Ciclone Ida escancara racismo ambiental
Nos últimos dias, a internet vem sendo tomada por relatos e imagens desesperadoras da costa sul da África, após a passagem do Ciclone Ida. As notícias falam em números, termos técnicos e idiossincrasias, pois os desastres ambientais ainda são tratados a partir de um ponto de vista estéril, acrítico: a natureza é o que é.
No entanto, os relatórios do Índice Global de Risco Climático apontam para a escalada da formação de ciclones nos últimos anos, relacionados às mudanças climáticas. Os silêncios dizem muito, e para além da supressão de termos como “clima” ou “aquecimento” nos canais de notícias, um silêncio ainda mais profundo paira sobre o assunto: são vidas de pessoas negras. E é aí que os números já não conseguem mais repactuar todo o sofrimento e a perda de vidas, pois fica evidente que não é uma questão tecnicista, é uma escolha. Ou melhor, um conjunto de escolhas dentro do capitalismo, que fazem sentido no sistema-mundo capitalista. Isso é racismo ambiental.

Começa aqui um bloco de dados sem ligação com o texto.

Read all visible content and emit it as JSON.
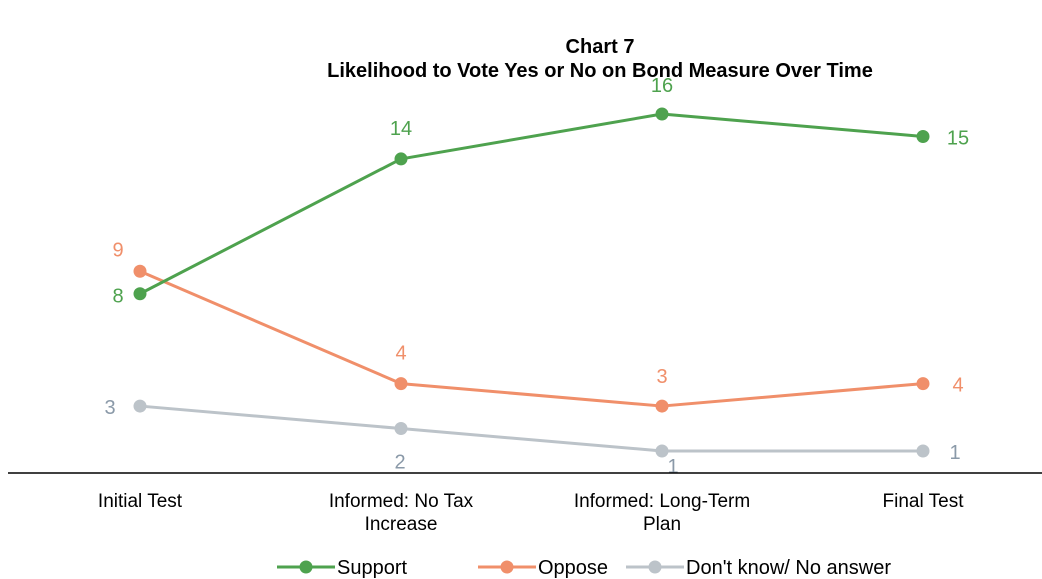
{
  "chart_data": {
    "type": "line",
    "title_line1": "Chart 7",
    "title_line2": "Likelihood to Vote Yes or No on Bond Measure Over Time",
    "categories": [
      [
        "Initial Test"
      ],
      [
        "Informed: No Tax",
        "Increase"
      ],
      [
        "Informed: Long-Term",
        "Plan"
      ],
      [
        "Final Test"
      ]
    ],
    "series": [
      {
        "name": "Support",
        "color": "#4ea24e",
        "label_color": "#4ea24e",
        "values": [
          8,
          14,
          16,
          15
        ]
      },
      {
        "name": "Oppose",
        "color": "#f08f6a",
        "label_color": "#f08f6a",
        "values": [
          9,
          4,
          3,
          4
        ]
      },
      {
        "name": "Don't know/ No answer",
        "color": "#bcc3c9",
        "label_color": "#8a99a8",
        "values": [
          3,
          2,
          1,
          1
        ]
      }
    ],
    "ylim": [
      1,
      16
    ],
    "grid": false,
    "legend_position": "bottom"
  }
}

No quadro das contradições sócio-ambientais, existem regiões infinitamente mais vulneráveis, e são essas mesmas as regiões mais pobres, as produtoras de commodities primárias, as que menos apresentam impactos e as que mais são impactadas pelas mudanças climáticas produzidas pelo nosso sistema de produção e de circulação. Essa divisão geo-política tem um forte fator racial, construído historicamente pelos processos de colonização, coerção e controle de recursos naturais mobilizados em torno de alimentar uma máquina produtiva e financeira que beneficia apenas um grupo seleto de países. O racismo ambiental é uma das faces desse modelo decadente e assassino, que no atual momento de crise, manifesta um acirramento das suas contradições.
A crise do modelo é paga com a vida e os recursos ambientais das pessoas negras, pobres, indígenas, e camponesas. A mesma estrutura que empurra para Moçambique, Zimbábue e Malaui a conta das mudanças climáticas, é a mesma que coloca pessoas negras nas periferias das cidades, e acha normal que essas pessoas enfrentem deslizamentos, falta de saneamento e enchentes. No capitalismo, a população não-branca é que encara toda sorte de conflito sócio-ambiental, enquanto a prioridade é manter uma máquina insaciável funcionando de forma a gerar mais e mais lucros para uma minoria muito diminuta.
Prestamos nosso pesar e solidariedade à população das regiões afetadas, e afirmamos nosso compromisso com uma sociedade da valorização da vida, da preservação do meio-ambiente, do fim das desigualdades e do bem viver.